Well, that was indeed interesting. I think a better scenario would've been where the person to be executed was replaced with something like a small child sleeping outside of a house, and if you kill him, his mother runs outside and starts crying over him. Now THAT would make me depressed.
That would be a rather illogical situation though, imo. In this case you're obviously given orders to shoot him, it's clear that that is what you need to do. I also didn't intend to make you depressed.
I "spoiled" my experience. Still, seems the answer wasn't in here. At least, I wasn't looking for it. I was just wondering if some scary image was gonna pop up if I shot him. I though it was gonna come to be a "classic 2d prank".
Way too easy though. Seems I'm a good person and won. Should I go back and shoot him for the fun of it now?
an interesting idea, but it's far too simplified to have any sort of artistic significance. everyone knows that sparing a person is preferable to killing them, and labeling the outcomes either "win" or "lose" is heavy-handed and clumsy. there are some really good mechanics at work though that only a game could offer.
first, the player is not told how to spare the victim. most players will assume that their options to finish the game are either to shoot the victim or to wait until a message tells them they made the right choice. they will not consider pressing esc, because that is the button to exit. the player does not want to exit; he wants to win and be rewarded for winning and be told he made the right decision. in this way a slick dynamic is at play: patience vs. justice. ("should i wait until i win? this is taking a while. maybe i should shoot him and get it over with? but look at his pathetic eyes! i can't shoot a man like that! but this is taking so long!", etc.)
next, the visuals are very effective at getting the player to recognize the victim's piteous situation. the player can see only his eyes. the player can see only through a gun's vision. the player is vertically higher than the poor victim, a common trick in cinematography to suggest power.
the thing about not being able to change your decision is a nice addition.
i personally tried pointing the gun in the corner for a few minutes with the hope that the victim will be able to escape if i'm not keeping close enough watch. when i returned the aimer to him i was disappointed to see him still there tied to a stick. the game wouldn't let me passively wait for something to happen. i had to make a decision.
it's important for games like this to be made for the advancement of games as an art form. however, works of art are significant because they offer unique glimpses at humanity and what it means to be human, something this game does not do. the execution of this game (sorry, no pun intended) is deep and interesting but it tells us nothing we don't already know. obviously we should spare the victim if we can!

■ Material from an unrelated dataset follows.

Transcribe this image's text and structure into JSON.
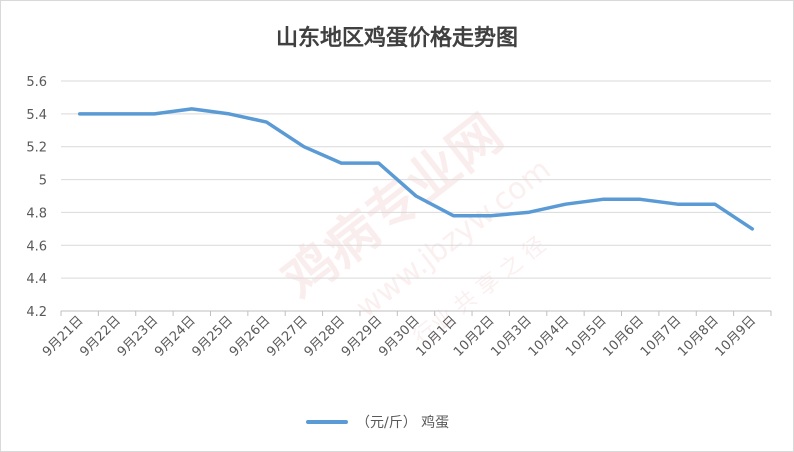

VERDICT: i was thinking about the game's mechanics when i should have been thinking about the game's message, solely because its message was so thin. it fails to suggest the complexities of good or bad or any shades of gray. the game is a step in the right direction but until game mechanics are used to explore meaningful aspects of human nature in ways that only videogames can, no progress will be made.
Wow, such a lengthy review for such a short game! Very interesting read. I agree with what you say, and personally I don't know if this is an art game or not, I'd rather stay out of that discussion.
Basically, I just got an idea that I hadn't seen before. The initial idea was to make a game you could play only once (when you're game over it's REALLY game over). It got turned into this. I may still do something with the original idea...
I didn't base my design on an artistic viewpoint initially, but rather a new gameplay mechanic. It came out a little artsy, but I guess it's natural because it wouldn't be interesting otherwise, being such a short game and all.
I used to think it would be interesting if you could buy little game devices at stores (very cheap) that if you lost the game it would stop working. This is the closest I've seen to that idea.
I wonder whether Tamagotchis could be resetted? It'd be interesting if they were really dead forever if they died. Would even teach kids something.
I would love to see something like this turned into a more lengthy, full game. Maybe not so much that if you made the wrong decision you can't play, but something that tracks your decisions so you can't go back and do things differently.
I agree, not sure yet how it'd work though. I really like that idea.